Empirical evidence for a celestial origin of the climate oscillations
and its implications.
Nicola Scafetta has just published a new paper which I think will become one of the cornerstone publications on our future understanding of the Earths climate system.
The PDF file is freely available from http://arxiv.org/abs/1005.4639
Nicola’s new paper adds more detail and consolidates his EPA speech given Feb 26th 2009. The main thrust of his paper is the overwhelming references that point to a quasi-60 year cycle in the Earth’s climate system that correlates and lines up with the observed solar movements about the SSB (solar system barycentre). The same principles of the 4 outer gas giants as seen in my recently published paper are employed and there is a lot of symmetry between both areas of research. Nicola is prescribing an astronomical driver to our climate cycles and I am nominating the same solar system dynamics as a driver of solar output. The two can be mutually exclusive but look to mainly work in unison.
One of the main climate drivers is the PDO (Pacific decadeal oscillation) which aligns with solar velocity modulation, the other metric that Nicola shows is the solar distance from the SSB which moves in 20 year approx modulations but fluctuates higher when Uranus & Neptune are in conjunction (see top graph). The two oscillations combining to achieve the largest amplitude of modulation for over a hundred years that also corresponds to the large temperature increase between 1970 and 2000. The IPCC determines this as an AGW forcing but perhaps they have been riding a wave driven by celestial forces that is now crashing down around them? The celestial patterns have been coming off a high at around 2000 and are now well and truly on the decline phase, with the PDO also into its cool phase. Add to this the Landscheidt minimum and the stage is set for a reasonable period of cooling along with a platform to prove/disprove our theories.

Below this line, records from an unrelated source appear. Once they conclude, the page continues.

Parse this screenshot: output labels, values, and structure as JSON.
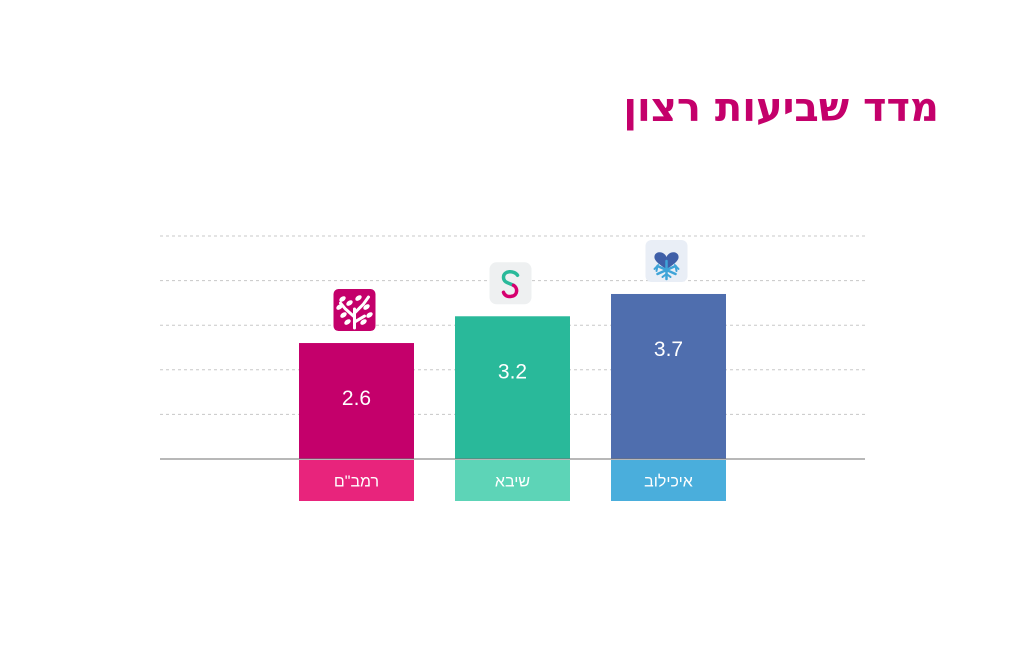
{
  "title": "מדד שביעות רצון",
  "colors": {
    "title": "#c4006b",
    "grid": "#c8c8c8",
    "axis": "#707070"
  },
  "chart_data": {
    "type": "bar",
    "categories": [
      "רמב\"ם",
      "שיבא",
      "איכילוב"
    ],
    "values": [
      2.6,
      3.2,
      3.7
    ],
    "value_labels": [
      "2.6",
      "3.2",
      "3.7"
    ],
    "title": "מדד שביעות רצון",
    "ylim": [
      0,
      5
    ],
    "grid": true,
    "bar_colors": [
      "#c4006b",
      "#29b99a",
      "#4f6eae"
    ],
    "label_colors": [
      "#e8247c",
      "#5dd4b7",
      "#4aaedc"
    ],
    "icons": [
      "rambam-tree-logo-icon",
      "sheba-s-logo-icon",
      "ichilov-heart-logo-icon"
    ]
  }
}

Below is some excerpts from Nicola’s paper showing some similarities in our research.
The sunspot cycle also presents a bi-modality with periods that
oscillate between 10 and 12 years, that is between the opposition-
synodic period of Jupiter and Saturn and the period of Jupiter,
respectively (Wilson, 1987). Two large temperature cycles (#5
and #6) are present within this spectral range. Ogurtsov et al.
(2002) found evidences for a 60–64 year period in 10Be,14C and
Wolf number over the past 1000 years. Ogurtsov et al. found
45-year cycles, 85-year cycles plus bi-secular cycles in the solar
records. These ﬁndings indicate that Jupiter, Saturn, Uranus and
Neptune modulate solar dynamics.
Then, a varying Sun modulates climate, which ampliﬁes the effects of
the solar input through several feedback mechanisms. This
phenomenon is mostly regulated by Jupiter and Saturn, plus
some important contribution from Neptune and Uranus, which
modulate a bi-secular cycle with their 172 year synodic period.
Fig. 5. (A) Distance and (B) speed of the Sun relative to the CMSS. Note the 20 and 60 year oscillations (smooth dash curves), which are due to the orbits of Jupiter and Saturn. In addition, a longer cycle of about 170–180 years is clearly visible in (A). This is due to the additional inﬂuence of Uranus and Neptune.